1. The Best of All: Homage to Philip K. Dick
I set out to praise really good writers in this column, and I'm finding it difficult. It's much easier to damn bad books than to praise good ones; you almost want to keep the best books to yourself, because the prospect of seeing them rejected -- or worse, loved for the wrong reason -- is so terrible. But even a reviewer who specializes in damning the bad has to praise the good, if only to show the standard the bad books fail to reach.
I've made a list of the books I really treasure, and discovered something surprising: The "classics" I was taught at the university don't seem particularly interesting or impressive now. None of them make my list. They were literature for social climbers -- books you could name with pride, whether you really loved them or not.
Take Joyce. Is Ulysses a good book? I guess it is. I don't want to read it again. Dubliners was good -- you'd pick it up and keep reading even if you never heard of the author -- but Ulysses? You wouldn't read that except at college. Reading and trying to like Ulysses was like trying to like abstract painters: you could only do it if you remembered that these painters had started out painting some very good representational work. In the same way, you could only keep yourself reading Ulysses by reminding yourself that Joyce COULD write well when he wanted to, like he did in Dubliners.
That excuse doesn't hold for some of the "classics" I read in the delusive excitement of young adulthood. Some were just plain bad. Virginia Woolf comes to mind here -- a very bad writer, period. But most now seem simply dull, workmanlike writers, not bad but not worth remembering. Bellow, Styron -- try-hards, white running backs with lotsa hustle and little talent. Beckett...a great writer, I guess, but I'd sooner chop weeds by the freeway than read him again. I feel the same way about many of the "great" Russians, like Byely. Petersburg is a great novel, they say...but I read it as homework, and that's all it ever was.
Other great writers, read at first with a provincial's desperate desire to share the cool people's tastes, now seem repellent -- so evil that the question of their talent doesn't even arise. Take Tolstoy -- do the arbiters of taste still consider him a great writer? I don't keep track; all I know is that I despise him. I don't care if he's great. He gives me the creeps.
The books that live most vividly in my mind now are the few I loved on my own, before the universities told me what to like. That's why I have to place Philip K. Dick at the top of my list of great writers: because I loved his stories before I had any idea who wrote them, and love them just as much now, when I no longer care about impressing the cool people.
I learned to love Dick's stories before I ever knew his name.
There's a brief, happy phase in late childhood, after you've learned to master your body and keep your savage agemates at bay, when you begin to look excitedly around the world and choose your colors.

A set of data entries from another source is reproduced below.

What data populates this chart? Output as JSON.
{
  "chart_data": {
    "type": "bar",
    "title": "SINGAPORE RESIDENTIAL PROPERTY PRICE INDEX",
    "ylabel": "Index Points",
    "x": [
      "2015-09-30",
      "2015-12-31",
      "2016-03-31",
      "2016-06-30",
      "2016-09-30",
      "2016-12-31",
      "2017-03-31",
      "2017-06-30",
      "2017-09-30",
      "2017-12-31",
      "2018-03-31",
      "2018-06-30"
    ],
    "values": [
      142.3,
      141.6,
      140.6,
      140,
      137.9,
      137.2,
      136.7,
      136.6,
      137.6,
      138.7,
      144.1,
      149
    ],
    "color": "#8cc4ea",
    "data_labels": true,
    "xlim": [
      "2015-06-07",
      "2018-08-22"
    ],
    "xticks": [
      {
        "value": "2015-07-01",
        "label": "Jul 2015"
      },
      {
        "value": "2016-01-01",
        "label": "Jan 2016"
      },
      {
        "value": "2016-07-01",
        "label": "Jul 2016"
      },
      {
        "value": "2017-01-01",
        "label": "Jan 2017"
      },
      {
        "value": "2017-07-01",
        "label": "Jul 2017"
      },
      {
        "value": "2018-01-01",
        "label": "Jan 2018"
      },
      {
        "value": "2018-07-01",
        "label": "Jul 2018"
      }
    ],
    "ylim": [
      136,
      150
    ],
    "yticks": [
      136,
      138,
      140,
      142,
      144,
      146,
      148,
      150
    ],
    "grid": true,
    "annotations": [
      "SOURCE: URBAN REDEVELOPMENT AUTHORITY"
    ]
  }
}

It lasts only a little while; then the golden anvil of puberty is dropped on you from the 99th floor, and you're staggering around again like an idiot, your true tastes lost in the hopeless desire to like what the mean little coolsters like.
I spent the hot summer afternoons of that brief late-childhood bliss at the Pleasant Hill public library, reading every science-fiction anthology I could find. Out of the hundreds of stories there were a half dozen which were burned into my head forever. I didn't know or care who wrote them. But 20 years later, when I went looking for them, I discovered that all those stories were the work of Philip K. Dick.
Dick was the great writer of my time and place: Northern California in the hippie days. Dick wrote about the dissolving world of California before and after the great quake called the Summer of Love. He was, among other things, the best journalist to cover that Big Bang. The other contenders didn't have a clue: Joan Didion with her campy LA noir; Tom Wolfe and his finicky overdressed fussing....Even Hunter S. Thompson missed the fiercer Tolkienian-Jihad overtones. Only PKD really got it right. And he told that story so many ways, in 47 novels (at least). He wrote about every moment on the great amphetamine trajectory; he took the marital chaos and drug shivers of his friends and made them great myth.